Additional requirements the operating system now must handle:

 Each user logged onto the system, their workspace and so on.
 Allocate resources to the jobs they want to run.
 Keep logs of how much processing time and resources they
use
 Work out the most efficient use of computer processing cycles
 Maintain security

When a program is being executed in memory, this is called a 'process'. You can have many people using
the same process at the same time. Each person is running a 'thread' of execution within the process.
This makes the processing very complicated as there could be hundreds of processes running in the
memory and each having many threads. The complicated task managing is known as scheduling.

Examples: UNIX, Linux, IBM's z/OS

3 - Distributed operating system


When a group of computers are combined to work on one particular task. A single task is split up into
smaller tasks that are assigned to run on each individual computer. The results are then gathered at the
end. A distributed operating system coordinates the activity of many computers, presenting them to the
end user as if they were one single system.
These are useful in the film and CGI (computer-generated-graphics) industry. Rendering can take vast
amounts of processing time.
A render farm is a large collection of computers networked together and controlled by a distributed
operating system. Individual film frames can be rendered on each computer and gathered at the end.

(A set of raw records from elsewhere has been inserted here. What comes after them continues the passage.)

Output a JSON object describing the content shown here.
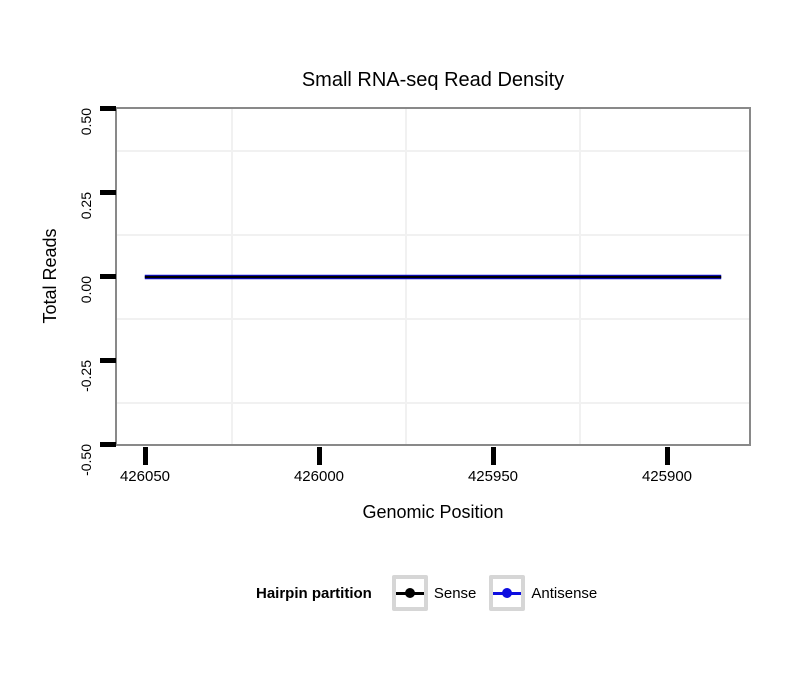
{
  "chart": {
    "title": "Small RNA-seq Read Density",
    "y_axis": {
      "label": "Total Reads",
      "ticks": [
        "0.50",
        "0.25",
        "0.00",
        "-0.25",
        "-0.50"
      ]
    },
    "x_axis": {
      "label": "Genomic Position",
      "ticks": [
        "426050",
        "426000",
        "425950",
        "425900"
      ]
    },
    "legend": {
      "title": "Hairpin partition",
      "items": [
        {
          "label": "Sense",
          "color": "#000000"
        },
        {
          "label": "Antisense",
          "color": "#0d0de0"
        }
      ]
    }
  },
  "chart_data": {
    "type": "line",
    "title": "Small RNA-seq Read Density",
    "xlabel": "Genomic Position",
    "ylabel": "Total Reads",
    "x_axis_reversed": true,
    "xlim": [
      426058,
      425876
    ],
    "ylim": [
      -0.5,
      0.5
    ],
    "x_ticks": [
      426050,
      426000,
      425950,
      425900
    ],
    "y_ticks": [
      0.5,
      0.25,
      0.0,
      -0.25,
      -0.5
    ],
    "grid": "minor gridlines only, very faint",
    "legend_position": "bottom",
    "legend_title": "Hairpin partition",
    "series": [
      {
        "name": "Antisense",
        "color": "#0d0de0",
        "x_start": 426050,
        "x_end": 425884,
        "constant_y": 0,
        "stroke_px": 4.5
      },
      {
        "name": "Sense",
        "color": "#000000",
        "x_start": 426050,
        "x_end": 425884,
        "constant_y": 0,
        "stroke_px": 2.5
      }
    ],
    "colors": {
      "panel_border": "#898989",
      "gridline": "#f1f1f1",
      "axis_ticks": "#000000",
      "legend_key_border": "#d6d6d6",
      "background": "#ffffff"
    }
  }
}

4 - Embedded operating system

An embedded operating system is a specialized operating system for use in the computers that are
integrated into larger electrical systems. The embedded computer - running an embedded operating
system specialised for only one particular need of the computer - provides data processing power to
handle incoming data.

They are specifically configured for a certain hardware configuration. These are designed to be compact,
resource efficient and reliable. The OS is installed on an internal memory chip rather than a hard disk

Examples: Printers, washing machines, mp3 players, radios, Symbian used in cell phones (Nokia’s) and Palm
OS on PDA’s.

5 - Real-time operating system


A real-time operating system is designed to handle input data, typically without buffering
delays, within a guaranteed latency (time). They found in systems which aim to control a series
of actions by using a computer (embedded computers).

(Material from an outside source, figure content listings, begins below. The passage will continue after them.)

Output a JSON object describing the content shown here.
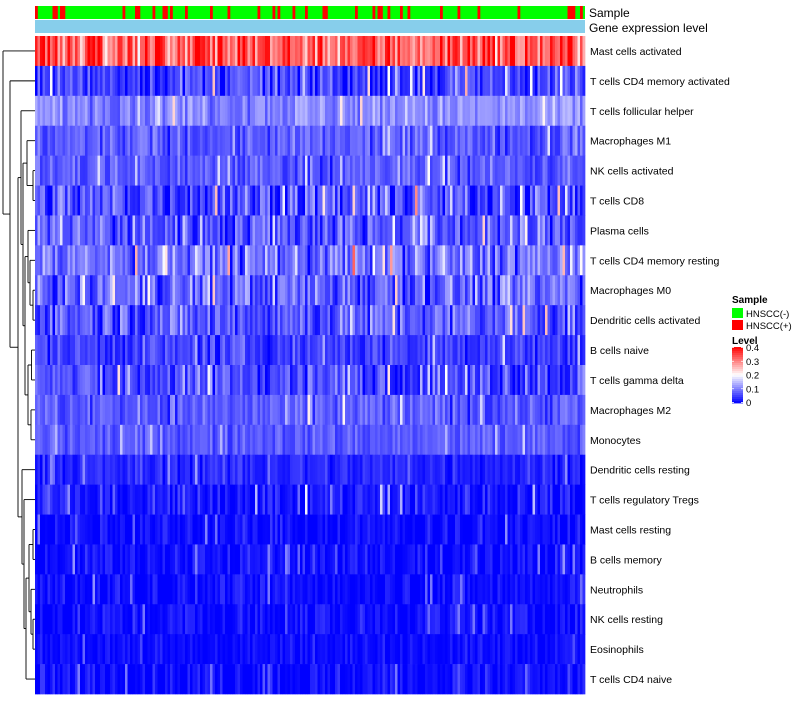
{
  "chart_data": {
    "type": "heatmap",
    "annotation_tracks": [
      {
        "name": "Sample",
        "kind": "categorical"
      },
      {
        "name": "Gene expression level",
        "kind": "constant"
      }
    ],
    "rows": [
      {
        "label": "Mast cells activated",
        "mean": 0.33,
        "spread": 0.09
      },
      {
        "label": "T cells CD4 memory activated",
        "mean": 0.05,
        "spread": 0.06
      },
      {
        "label": "T cells follicular helper",
        "mean": 0.11,
        "spread": 0.04
      },
      {
        "label": "Macrophages M1",
        "mean": 0.07,
        "spread": 0.04
      },
      {
        "label": "NK cells activated",
        "mean": 0.07,
        "spread": 0.04
      },
      {
        "label": "T cells CD8",
        "mean": 0.06,
        "spread": 0.07
      },
      {
        "label": "Plasma cells",
        "mean": 0.07,
        "spread": 0.07
      },
      {
        "label": "T cells CD4 memory resting",
        "mean": 0.09,
        "spread": 0.07
      },
      {
        "label": "Macrophages M0",
        "mean": 0.08,
        "spread": 0.07
      },
      {
        "label": "Dendritic cells activated",
        "mean": 0.07,
        "spread": 0.06
      },
      {
        "label": "B cells naive",
        "mean": 0.05,
        "spread": 0.04
      },
      {
        "label": "T cells gamma delta",
        "mean": 0.06,
        "spread": 0.06
      },
      {
        "label": "Macrophages M2",
        "mean": 0.07,
        "spread": 0.04
      },
      {
        "label": "Monocytes",
        "mean": 0.07,
        "spread": 0.03
      },
      {
        "label": "Dendritic cells resting",
        "mean": 0.03,
        "spread": 0.03
      },
      {
        "label": "T cells regulatory  Tregs",
        "mean": 0.02,
        "spread": 0.04
      },
      {
        "label": "Mast cells resting",
        "mean": 0.01,
        "spread": 0.03
      },
      {
        "label": "B cells memory",
        "mean": 0.01,
        "spread": 0.03
      },
      {
        "label": "Neutrophils",
        "mean": 0.01,
        "spread": 0.03
      },
      {
        "label": "NK cells resting",
        "mean": 0.01,
        "spread": 0.03
      },
      {
        "label": "Eosinophils",
        "mean": 0.01,
        "spread": 0.02
      },
      {
        "label": "T cells CD4 naive",
        "mean": 0.01,
        "spread": 0.03
      }
    ],
    "n_samples": 220,
    "positive_fraction": 0.15,
    "color_scale": {
      "min": 0,
      "max": 0.4,
      "low": "#0000ff",
      "mid": "#ffffff",
      "high": "#ff0000",
      "ticks": [
        0.4,
        0.3,
        0.2,
        0.1,
        0
      ]
    },
    "tick_labels": [
      "0.4",
      "0.3",
      "0.2",
      "0.1",
      "0"
    ]
  },
  "colors": {
    "negative": "#00ff00",
    "positive": "#ff0000",
    "gene_track": "#87ceeb"
  },
  "legend": {
    "sample_title": "Sample",
    "sample_items": [
      "HNSCC(-)",
      "HNSCC(+)"
    ],
    "level_title": "Level"
  }
}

The operating system carries out operations in real-time without large delay. It must run and so process at
guaranteed times.
There can be dozens of rapidly changing input signals. It must take all these inputs and process them to produce a set
of outputs that control another device in designated orders with thin specified time windows, instead of
dynamically switching between processes based on resource availability.

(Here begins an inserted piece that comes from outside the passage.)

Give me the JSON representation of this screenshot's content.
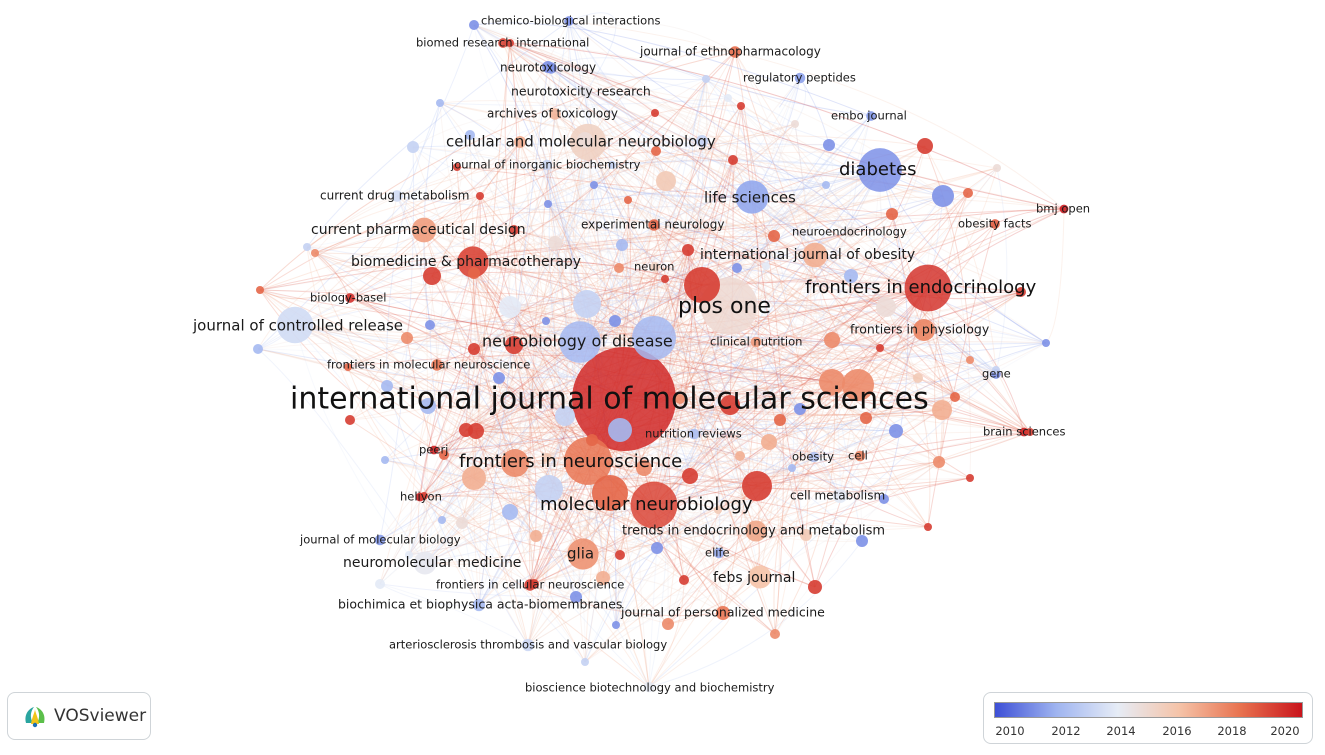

This sometimes means it will process inputs with little noticeable delay, almost instantaneously. This is useful when
there are safety risks associated with delay. For example, life or death situations – planes, braking systems, nuclear
power plants. They are also common in car engines, e.g. for managing brakes, exhaust and fuel injection in
carburettor.
However, real-time does not necessarily mean fast. Traffic lights use real-time operating systems but they will not act
instantly, they act within seconds.
Real-time just means that they process and handle incoming inputs, typically without buffering delays and return an
output in a guaranteed amount of time.